Arbitration for Data Integrity in Serviceguard Clusters
How Serviceguard Uses Arbitration
Dynamic Cluster Re-Formation
A dynamic re-formation is a temporary change in cluster membership that takes place as nodes join or leave a running cluster. Re-formation differs from reconfiguration, which is a permanent modification of the configuration files. Re-formation of the cluster occurs under the following conditions (not a complete list):
•An SPU or network failure was detected on an active node.
•An inactive node wants to join the cluster. The cluster manager daemon has been started on that node.
•The system administrator halted a node.
•A node halts because of a package failure.
•A node halts because of a service failure.

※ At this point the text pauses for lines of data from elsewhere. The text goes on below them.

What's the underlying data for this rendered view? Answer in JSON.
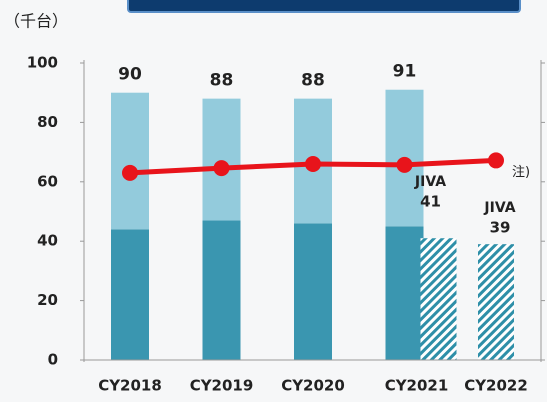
{
  "chart_data": {
    "type": "bar",
    "unit_label": "（千台）",
    "categories": [
      "CY2018",
      "CY2019",
      "CY2020",
      "CY2021",
      "CY2022"
    ],
    "series": [
      {
        "color": "#3a96b0",
        "values": [
          44,
          47,
          46,
          45,
          null
        ]
      },
      {
        "color": "#93cbdc",
        "values": [
          46,
          41,
          42,
          46,
          null
        ]
      }
    ],
    "totals": [
      90,
      88,
      88,
      91,
      null
    ],
    "jiva": {
      "label": "JIVA",
      "color": "#2e8fa8",
      "values": [
        null,
        null,
        null,
        41,
        39
      ]
    },
    "line": {
      "type": "line",
      "color": "#e8141b",
      "values": [
        63,
        64.6,
        66,
        65.7,
        67.2
      ]
    },
    "annotation": "注)",
    "ylim": [
      0,
      100
    ],
    "yticks": [
      0,
      20,
      40,
      60,
      80,
      100
    ]
  }
}
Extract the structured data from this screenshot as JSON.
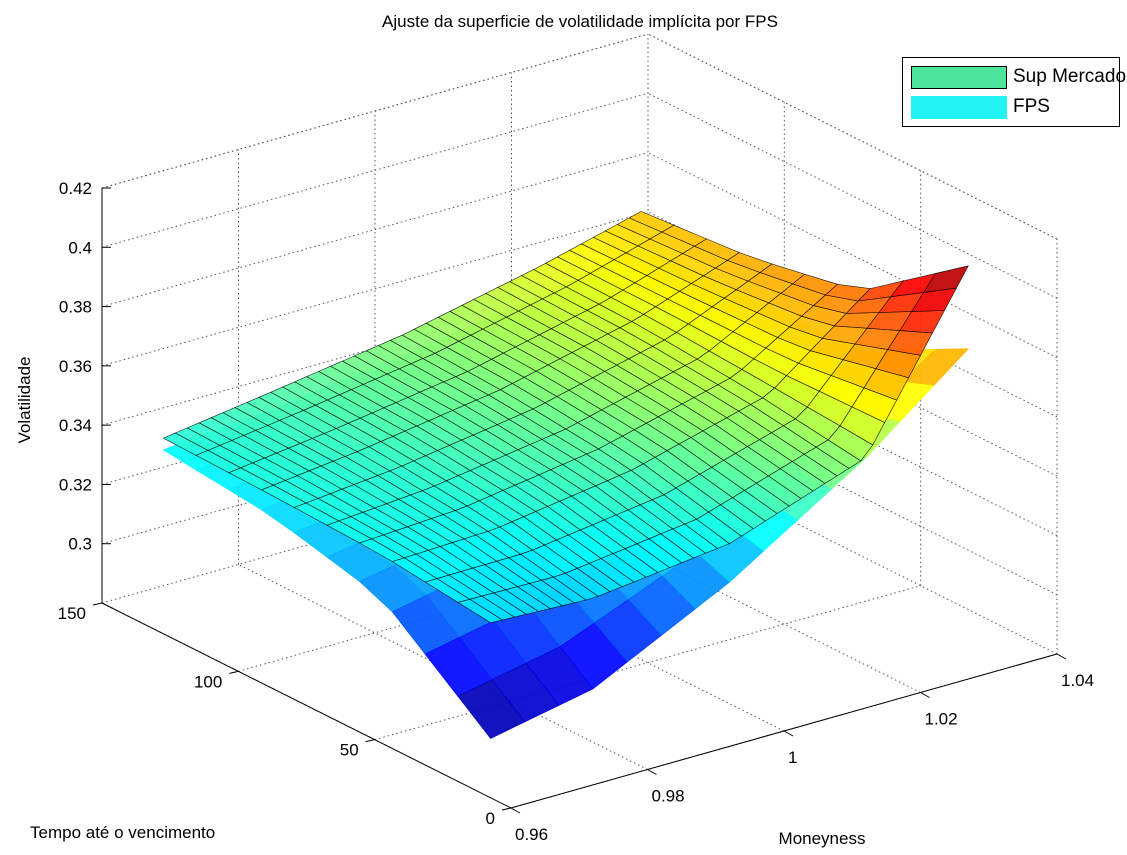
{
  "chart_data": {
    "type": "surface3d",
    "title": "Ajuste da superficie de volatilidade implícita por FPS",
    "xlabel": "Moneyness",
    "ylabel": "Tempo até o vencimento",
    "zlabel": "Volatilidade",
    "xlim": [
      0.96,
      1.04
    ],
    "ylim": [
      0,
      150
    ],
    "zlim": [
      0.28,
      0.42
    ],
    "x_ticks": [
      "0.96",
      "0.98",
      "1",
      "1.02",
      "1.04"
    ],
    "y_ticks": [
      "0",
      "50",
      "100",
      "150"
    ],
    "z_ticks": [
      "0.3",
      "0.32",
      "0.34",
      "0.36",
      "0.38",
      "0.4",
      "0.42"
    ],
    "grid": true,
    "legend": {
      "position": "top-right",
      "entries": [
        "Sup Mercado",
        "FPS"
      ]
    },
    "series": [
      {
        "name": "Sup Mercado",
        "colormap": "jet",
        "edge_color": "#000000",
        "x_grid": [
          0.965,
          0.98,
          1.0,
          1.02,
          1.035
        ],
        "y_grid": [
          20,
          60,
          100,
          140
        ],
        "z": [
          [
            0.33,
            0.3285,
            0.334,
            0.35,
            0.405
          ],
          [
            0.3345,
            0.336,
            0.343,
            0.355,
            0.378
          ],
          [
            0.336,
            0.34,
            0.347,
            0.358,
            0.371
          ],
          [
            0.337,
            0.342,
            0.349,
            0.359,
            0.368
          ]
        ]
      },
      {
        "name": "FPS",
        "colormap": "jet",
        "edge_color": "none",
        "x_grid": [
          0.965,
          0.98,
          1.0,
          1.02,
          1.035
        ],
        "y_grid": [
          20,
          60,
          100,
          140
        ],
        "z": [
          [
            0.291,
            0.298,
            0.321,
            0.35,
            0.377
          ],
          [
            0.32,
            0.327,
            0.336,
            0.346,
            0.358
          ],
          [
            0.329,
            0.333,
            0.34,
            0.348,
            0.357
          ],
          [
            0.333,
            0.336,
            0.342,
            0.349,
            0.356
          ]
        ]
      }
    ]
  }
}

•Heavy network traffic prohibited the heartbeat signal from being received by the cluster.
•The heartbeat network failed, and another network is not configured to carry heartbeat.
Typically, re-formation results in a cluster with a different composition. The new cluster may contain fewer or more nodes than in the previous incarnation of the cluster.
Cluster Quorum and Cluster Locking
Recall that the algorithm for cluster re-formation requires a cluster quorum of a strict majority (that is, more than 50%) of the nodes previously running. If both halves (exactly 50%) of a previously running cluster were allowed to re-form, there would be a split-brainsituation in which two instances of the same cluster were running.
Cluster Lock
Although a cluster quorum of more than 50% is generally required, Serviceguard allows exactly 50% of the previously running nodes to re-form as a new cluster provided that the other 50% of the previously running nodes do not also re-form.This is guaranteed by the use of an arbiter or tie-breaker to choose between the two equal-sized node groups, allowing one group to form the cluster and forcing the other group to shut down. This type of arbitration is known as a cluster lock.